Как и следовало ожидать, люк был закрыт. Стучать было бы неслыханной дерзостью, и я решил ждать.

Через несколько минут появилась доктор Убуру. Она захлопнула за собой люк и строго спросила:

– Что вы здесь делаете?

Выражение ее темного широкоскулого лица не предвещало ничего хорошего.

– С ним все в порядке, мэм?

В нарушение устава я назвал ее «мэм», но она не обратила на это никакого внимания.

– Я не вправе обсуждать с вами личные дела командира, – ответила она и направилась в сторону лазарета.
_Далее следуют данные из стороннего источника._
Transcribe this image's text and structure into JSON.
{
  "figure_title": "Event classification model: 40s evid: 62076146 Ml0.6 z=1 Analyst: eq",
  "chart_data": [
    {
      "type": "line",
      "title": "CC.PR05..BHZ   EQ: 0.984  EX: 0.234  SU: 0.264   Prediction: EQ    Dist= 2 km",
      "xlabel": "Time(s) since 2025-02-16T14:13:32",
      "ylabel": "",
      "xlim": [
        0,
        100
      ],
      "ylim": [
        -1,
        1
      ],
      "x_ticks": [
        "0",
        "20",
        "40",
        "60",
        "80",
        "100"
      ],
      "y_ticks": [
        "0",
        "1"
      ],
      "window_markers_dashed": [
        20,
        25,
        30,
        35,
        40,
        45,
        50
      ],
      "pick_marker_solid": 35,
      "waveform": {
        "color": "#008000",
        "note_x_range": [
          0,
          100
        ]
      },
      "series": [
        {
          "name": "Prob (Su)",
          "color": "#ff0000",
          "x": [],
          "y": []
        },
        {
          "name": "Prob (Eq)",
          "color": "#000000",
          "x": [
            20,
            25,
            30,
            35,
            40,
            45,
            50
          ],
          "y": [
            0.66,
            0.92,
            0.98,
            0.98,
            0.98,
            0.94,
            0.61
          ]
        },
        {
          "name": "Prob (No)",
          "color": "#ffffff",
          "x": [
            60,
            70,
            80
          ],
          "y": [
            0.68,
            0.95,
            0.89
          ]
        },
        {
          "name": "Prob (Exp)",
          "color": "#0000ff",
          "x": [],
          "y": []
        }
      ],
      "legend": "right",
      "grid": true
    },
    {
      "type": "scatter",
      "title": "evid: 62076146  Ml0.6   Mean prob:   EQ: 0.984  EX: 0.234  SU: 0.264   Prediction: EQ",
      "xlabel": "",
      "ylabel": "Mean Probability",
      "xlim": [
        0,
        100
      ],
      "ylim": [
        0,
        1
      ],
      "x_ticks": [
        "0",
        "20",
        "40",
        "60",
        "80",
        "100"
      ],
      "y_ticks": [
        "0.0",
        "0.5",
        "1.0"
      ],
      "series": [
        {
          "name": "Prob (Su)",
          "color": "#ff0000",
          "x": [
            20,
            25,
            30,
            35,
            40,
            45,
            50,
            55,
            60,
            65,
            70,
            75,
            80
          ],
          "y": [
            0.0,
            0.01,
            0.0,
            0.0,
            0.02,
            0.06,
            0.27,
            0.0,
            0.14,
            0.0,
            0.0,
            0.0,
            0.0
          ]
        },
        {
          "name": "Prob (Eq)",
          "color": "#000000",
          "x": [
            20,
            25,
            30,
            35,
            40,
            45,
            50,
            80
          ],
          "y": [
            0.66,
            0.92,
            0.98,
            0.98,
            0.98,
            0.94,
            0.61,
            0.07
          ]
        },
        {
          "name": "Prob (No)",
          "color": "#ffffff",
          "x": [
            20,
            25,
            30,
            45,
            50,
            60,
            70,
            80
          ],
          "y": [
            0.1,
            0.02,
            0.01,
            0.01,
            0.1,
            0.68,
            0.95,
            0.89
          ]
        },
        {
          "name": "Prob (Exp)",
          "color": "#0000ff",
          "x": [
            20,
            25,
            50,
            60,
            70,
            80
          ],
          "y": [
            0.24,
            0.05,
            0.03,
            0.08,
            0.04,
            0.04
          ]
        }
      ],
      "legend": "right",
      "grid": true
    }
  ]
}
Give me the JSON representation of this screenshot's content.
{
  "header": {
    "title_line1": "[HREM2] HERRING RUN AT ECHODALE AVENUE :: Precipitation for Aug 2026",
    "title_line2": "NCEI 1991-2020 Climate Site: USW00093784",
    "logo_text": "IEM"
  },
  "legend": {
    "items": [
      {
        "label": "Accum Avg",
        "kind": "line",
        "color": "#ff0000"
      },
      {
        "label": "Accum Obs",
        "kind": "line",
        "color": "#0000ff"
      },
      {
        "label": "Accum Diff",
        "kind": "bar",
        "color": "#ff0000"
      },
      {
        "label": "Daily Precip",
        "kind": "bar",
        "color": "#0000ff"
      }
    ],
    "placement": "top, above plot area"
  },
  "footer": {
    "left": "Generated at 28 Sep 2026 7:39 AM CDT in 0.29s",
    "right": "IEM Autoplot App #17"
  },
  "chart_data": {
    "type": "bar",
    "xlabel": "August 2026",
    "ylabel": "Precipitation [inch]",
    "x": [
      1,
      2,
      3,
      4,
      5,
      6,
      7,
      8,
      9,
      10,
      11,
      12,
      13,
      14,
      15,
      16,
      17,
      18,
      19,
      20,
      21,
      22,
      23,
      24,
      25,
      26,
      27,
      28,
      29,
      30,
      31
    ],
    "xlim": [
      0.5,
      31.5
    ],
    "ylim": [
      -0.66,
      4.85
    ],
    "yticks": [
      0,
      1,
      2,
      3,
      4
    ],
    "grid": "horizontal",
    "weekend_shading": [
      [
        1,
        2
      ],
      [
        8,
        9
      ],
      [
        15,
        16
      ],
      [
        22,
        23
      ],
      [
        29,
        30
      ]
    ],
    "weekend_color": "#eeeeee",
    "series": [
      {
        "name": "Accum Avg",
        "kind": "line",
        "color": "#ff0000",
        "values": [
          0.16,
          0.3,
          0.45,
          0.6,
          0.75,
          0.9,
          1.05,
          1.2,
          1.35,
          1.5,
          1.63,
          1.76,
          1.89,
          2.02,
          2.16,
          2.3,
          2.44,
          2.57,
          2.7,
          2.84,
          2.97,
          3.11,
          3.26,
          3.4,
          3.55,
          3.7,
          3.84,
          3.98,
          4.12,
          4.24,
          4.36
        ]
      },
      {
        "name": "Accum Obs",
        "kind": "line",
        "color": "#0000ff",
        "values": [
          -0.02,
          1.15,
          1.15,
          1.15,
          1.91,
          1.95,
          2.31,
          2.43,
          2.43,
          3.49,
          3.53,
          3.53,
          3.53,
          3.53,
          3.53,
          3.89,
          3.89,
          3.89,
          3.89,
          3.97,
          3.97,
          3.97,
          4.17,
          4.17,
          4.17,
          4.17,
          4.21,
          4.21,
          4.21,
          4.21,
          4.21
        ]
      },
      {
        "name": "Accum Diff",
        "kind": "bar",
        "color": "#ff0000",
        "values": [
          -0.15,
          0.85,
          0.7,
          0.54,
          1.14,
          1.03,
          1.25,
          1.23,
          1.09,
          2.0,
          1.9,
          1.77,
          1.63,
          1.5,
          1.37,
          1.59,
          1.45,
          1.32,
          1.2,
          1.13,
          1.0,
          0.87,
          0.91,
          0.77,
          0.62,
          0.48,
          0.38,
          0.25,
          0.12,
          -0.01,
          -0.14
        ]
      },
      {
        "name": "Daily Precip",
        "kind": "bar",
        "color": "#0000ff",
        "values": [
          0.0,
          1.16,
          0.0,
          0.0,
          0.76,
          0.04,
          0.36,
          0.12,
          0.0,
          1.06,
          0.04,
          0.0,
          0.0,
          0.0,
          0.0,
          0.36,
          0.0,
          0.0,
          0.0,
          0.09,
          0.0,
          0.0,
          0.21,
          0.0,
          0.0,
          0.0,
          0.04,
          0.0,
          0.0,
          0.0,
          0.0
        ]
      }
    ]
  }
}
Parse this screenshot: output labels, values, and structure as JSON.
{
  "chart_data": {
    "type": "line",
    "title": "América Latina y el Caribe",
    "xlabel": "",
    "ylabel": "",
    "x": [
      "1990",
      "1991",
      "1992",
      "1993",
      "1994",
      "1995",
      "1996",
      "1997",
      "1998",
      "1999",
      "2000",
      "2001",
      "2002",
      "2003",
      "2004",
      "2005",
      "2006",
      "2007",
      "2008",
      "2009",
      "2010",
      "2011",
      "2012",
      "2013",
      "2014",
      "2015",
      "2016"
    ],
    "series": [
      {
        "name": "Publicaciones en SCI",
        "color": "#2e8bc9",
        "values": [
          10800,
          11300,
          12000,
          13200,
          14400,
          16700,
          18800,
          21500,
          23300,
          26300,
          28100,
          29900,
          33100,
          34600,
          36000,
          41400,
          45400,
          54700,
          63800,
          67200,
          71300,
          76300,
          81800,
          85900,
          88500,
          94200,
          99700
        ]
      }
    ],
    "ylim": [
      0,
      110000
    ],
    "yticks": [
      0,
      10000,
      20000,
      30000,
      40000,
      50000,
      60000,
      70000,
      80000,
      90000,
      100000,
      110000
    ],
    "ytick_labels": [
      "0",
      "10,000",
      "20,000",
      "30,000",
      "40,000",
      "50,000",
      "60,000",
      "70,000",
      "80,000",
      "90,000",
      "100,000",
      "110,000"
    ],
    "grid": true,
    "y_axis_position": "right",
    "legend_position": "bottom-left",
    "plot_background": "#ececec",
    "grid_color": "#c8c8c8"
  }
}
Я побежал за ней:

– Может быть, я могу чем-нибудь помочь, я хочу сказать… – Я и сам не знал, чего добиваюсь. Доктор Убуру резко ответила:

– Возвращайтесь в столовую, это приказ.

Мне ничего не оставалось, как подчиниться. Она была офицером, в чине, равном почти лейтенанту, а я – гардемарином.

– Слушаюсь, мэм. – Я повернулся и ушел.

Весь следующий день командира на вахте не было. На мой вопрос, когда мы начнем синтез, пилот лишь пожал плечами. Я знал, что из него слова не вытянешь, и, как только моя вахта закончилась, вернулся к себе. Стал спрашивать, но по сорочьему телефону никто ничего не слышал.

Не пойти ли к Аманде? Я так нуждался в ее утешении. Но тут в дверь кубрика постучали. Это был медбрат.

– Мистер Сифорт, – сказал он, замявшись, – вас вызывают в лазарет.

– В лазарет? – Я надеялся, что меня вызовут в командирскую каюту.

– Это к командиру, сэр. Он теперь там.

Мы с Ваксом переглянулись. Я надел китель и поспешил за медбратом. Доктор Убуру указала палату, и я вошел.

Командир лежал на боку под тонкой белой простыней. От яркого света галогенных ламп было больно глазам. Он слабо улыбнулся, когда я вошел и встал по стойке «смирно».

– Ты все такой же.

– Как вы себя чувствуете, сэр?

Вместо ответа он откинул простыню. На нем были только трусы, и я увидел, что весь бок и спина у него покрыты серо-голубыми шишками.

Я на секунду прикрыл глаза, чтобы не видеть этой картины.

– Вы давно это заметили, я хочу сказать, как давно они?..

– Четыре дня. А появились всего несколько дней назад. – Он снова попытался улыбнуться.

– Это…

– Это Т.

– О, Харв. – По лицу у меня потекли слезы. – О Господи, мне так жаль.

– Спасибо.

– Может, она… Они что-нибудь сделают, сэр? Рентген, противораковые?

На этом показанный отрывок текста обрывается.